Stories for Christmas—Part 2: A Real Family?
Note from Melodie Davis: The writer of this week’s column is Susanne Coalson Donoghue, an author, poet, blogger, spiritual director, mother, and grandmother. This is an excerpt from her book, Meditations for Single Moms, originally written when she was in the thick of single motherhood—a situation so many young women through the centuries have faced. Here’s a story Susanne remembers from one hurtful interchange with her young daughter at Christmas. Excerpt used by permission of Herald Press.
A Real Family?
by Susanne Coalson Donoghue
“Mom,” my eight-year-old daughter said to me one Christmas morning, “we aren’t a real family.”
“Angela lost it and yelled at her kids this weekend. I thought only you did that.”
“Why do you say that?” I asked.
“Because there’s just you and me,” she replied.
What is a real family? A mom, a dad, children, and a dog? Which part of that formula is essential? I feel strongly that we are a real family, so I told her so. God gave us to each other to exchange love, responsibility, fellowship. She was dubious, although we had family traditions— carols and candlelight on Christmas Eve, stockings and presents on Christmas morning and a phone call to my parents, vacations to see my family each year, birthday celebrations, inviting people who don’t have family nearby for Thanksgiving and Easter, homemade cards for special and ordinary occasions, and Saturday chores. We even invented a ritual of our own, which we called “going on a quest”; we get in the car and go until we arrive somewhere we have never been and stop to explore. We learned how to go camping, sometimes inviting friends along.
Several years later, when she was struggling with how deficient our family seemed compared to others, I prayed for God to show me what more I should be doing for her. The astonishing reply: “She doesn’t need more from you but from others. She needs time with other families.”
So I arranged this, wondering what would happen.
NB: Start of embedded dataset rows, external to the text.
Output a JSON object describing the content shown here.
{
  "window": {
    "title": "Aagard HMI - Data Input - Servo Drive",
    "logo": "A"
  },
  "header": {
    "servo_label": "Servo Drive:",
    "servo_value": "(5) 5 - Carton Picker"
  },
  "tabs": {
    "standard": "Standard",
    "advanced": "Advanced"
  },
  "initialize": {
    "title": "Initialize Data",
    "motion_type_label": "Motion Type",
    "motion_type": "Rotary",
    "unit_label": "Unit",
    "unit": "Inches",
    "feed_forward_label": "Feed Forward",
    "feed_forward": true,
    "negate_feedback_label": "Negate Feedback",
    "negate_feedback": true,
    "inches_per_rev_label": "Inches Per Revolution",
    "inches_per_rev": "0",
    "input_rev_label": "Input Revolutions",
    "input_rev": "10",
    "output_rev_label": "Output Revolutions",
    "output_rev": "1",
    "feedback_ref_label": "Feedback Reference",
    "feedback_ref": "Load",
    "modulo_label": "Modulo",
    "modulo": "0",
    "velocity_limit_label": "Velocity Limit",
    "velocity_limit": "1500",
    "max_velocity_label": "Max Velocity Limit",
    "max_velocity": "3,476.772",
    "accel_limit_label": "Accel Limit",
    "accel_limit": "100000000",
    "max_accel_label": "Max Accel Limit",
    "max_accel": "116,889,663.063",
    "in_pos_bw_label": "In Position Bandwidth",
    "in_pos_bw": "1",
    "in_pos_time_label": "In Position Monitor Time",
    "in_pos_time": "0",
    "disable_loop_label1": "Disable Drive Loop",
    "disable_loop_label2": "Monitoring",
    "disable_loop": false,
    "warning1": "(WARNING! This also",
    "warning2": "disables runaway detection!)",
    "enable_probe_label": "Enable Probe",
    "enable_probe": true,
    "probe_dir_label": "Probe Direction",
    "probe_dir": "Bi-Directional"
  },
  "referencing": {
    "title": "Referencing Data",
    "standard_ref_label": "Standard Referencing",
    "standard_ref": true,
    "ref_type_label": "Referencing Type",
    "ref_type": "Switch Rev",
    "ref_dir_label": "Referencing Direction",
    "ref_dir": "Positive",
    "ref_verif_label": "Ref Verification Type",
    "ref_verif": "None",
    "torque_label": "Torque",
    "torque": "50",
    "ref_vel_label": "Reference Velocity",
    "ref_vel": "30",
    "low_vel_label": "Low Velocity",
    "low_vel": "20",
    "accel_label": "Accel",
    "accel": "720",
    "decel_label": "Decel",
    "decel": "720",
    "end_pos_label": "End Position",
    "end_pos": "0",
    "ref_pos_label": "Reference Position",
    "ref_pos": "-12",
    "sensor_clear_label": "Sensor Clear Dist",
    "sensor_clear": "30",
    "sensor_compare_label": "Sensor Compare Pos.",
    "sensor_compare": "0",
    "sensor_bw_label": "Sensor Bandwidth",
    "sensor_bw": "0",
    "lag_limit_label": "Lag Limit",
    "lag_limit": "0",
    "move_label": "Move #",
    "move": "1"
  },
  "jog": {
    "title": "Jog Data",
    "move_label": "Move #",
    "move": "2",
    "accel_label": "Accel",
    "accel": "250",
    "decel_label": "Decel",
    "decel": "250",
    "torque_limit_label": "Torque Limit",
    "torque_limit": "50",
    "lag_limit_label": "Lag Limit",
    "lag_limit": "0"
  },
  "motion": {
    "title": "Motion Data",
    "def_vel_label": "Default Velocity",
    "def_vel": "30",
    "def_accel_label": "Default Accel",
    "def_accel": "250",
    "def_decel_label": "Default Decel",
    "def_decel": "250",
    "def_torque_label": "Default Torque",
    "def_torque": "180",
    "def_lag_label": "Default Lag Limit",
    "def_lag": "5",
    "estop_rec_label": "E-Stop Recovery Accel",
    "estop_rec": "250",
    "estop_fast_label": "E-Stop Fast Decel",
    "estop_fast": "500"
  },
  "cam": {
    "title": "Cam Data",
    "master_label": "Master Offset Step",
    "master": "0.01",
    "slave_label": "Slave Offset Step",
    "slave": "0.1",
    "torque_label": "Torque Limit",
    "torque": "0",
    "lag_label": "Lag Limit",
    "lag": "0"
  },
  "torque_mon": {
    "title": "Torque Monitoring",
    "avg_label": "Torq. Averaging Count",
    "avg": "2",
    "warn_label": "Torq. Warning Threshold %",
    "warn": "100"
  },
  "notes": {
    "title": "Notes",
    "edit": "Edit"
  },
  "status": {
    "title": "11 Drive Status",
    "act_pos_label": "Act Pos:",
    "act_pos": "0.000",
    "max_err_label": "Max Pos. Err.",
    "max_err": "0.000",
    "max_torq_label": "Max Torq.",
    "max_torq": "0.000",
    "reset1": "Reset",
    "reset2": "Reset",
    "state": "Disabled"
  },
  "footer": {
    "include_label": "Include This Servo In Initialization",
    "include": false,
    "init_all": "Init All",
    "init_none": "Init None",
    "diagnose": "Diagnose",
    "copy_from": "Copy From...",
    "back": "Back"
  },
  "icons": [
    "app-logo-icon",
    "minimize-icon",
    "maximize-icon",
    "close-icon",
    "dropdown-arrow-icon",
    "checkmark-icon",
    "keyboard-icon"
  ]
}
Only a few days later, a friend invited her on a camping weekend as a mother’s helper. It so happens that my daughter looked on this woman as an ideal mother, with a real family—a husband, three children, a dog, and a cat. She had babysat for them before and jumped at the chance to be with them for the weekend. When she came back, she had learned something I’d tried to teach her years before. “Mom,” she said, “Angela lost it and yelled at her kids this weekend. I thought only you did that.”
What the Lord knew and I did not was that my daughter needed to know that all real families, even ideal ones, have problems, deficiencies, and struggles, just like us. She could only learn that by spending time with other folks in other situations. When she did, she was glad for the family God had given her. (Meditation for Single Moms, 55–56)
In any event, I like Susanne’s story for how it reminds us we all fantasize that having other families, other sets of in-laws, or other extended family might make our lives easier or happier. That may be, but I love this story for the way it taught both Susanne and her daughter such a valuable lesson.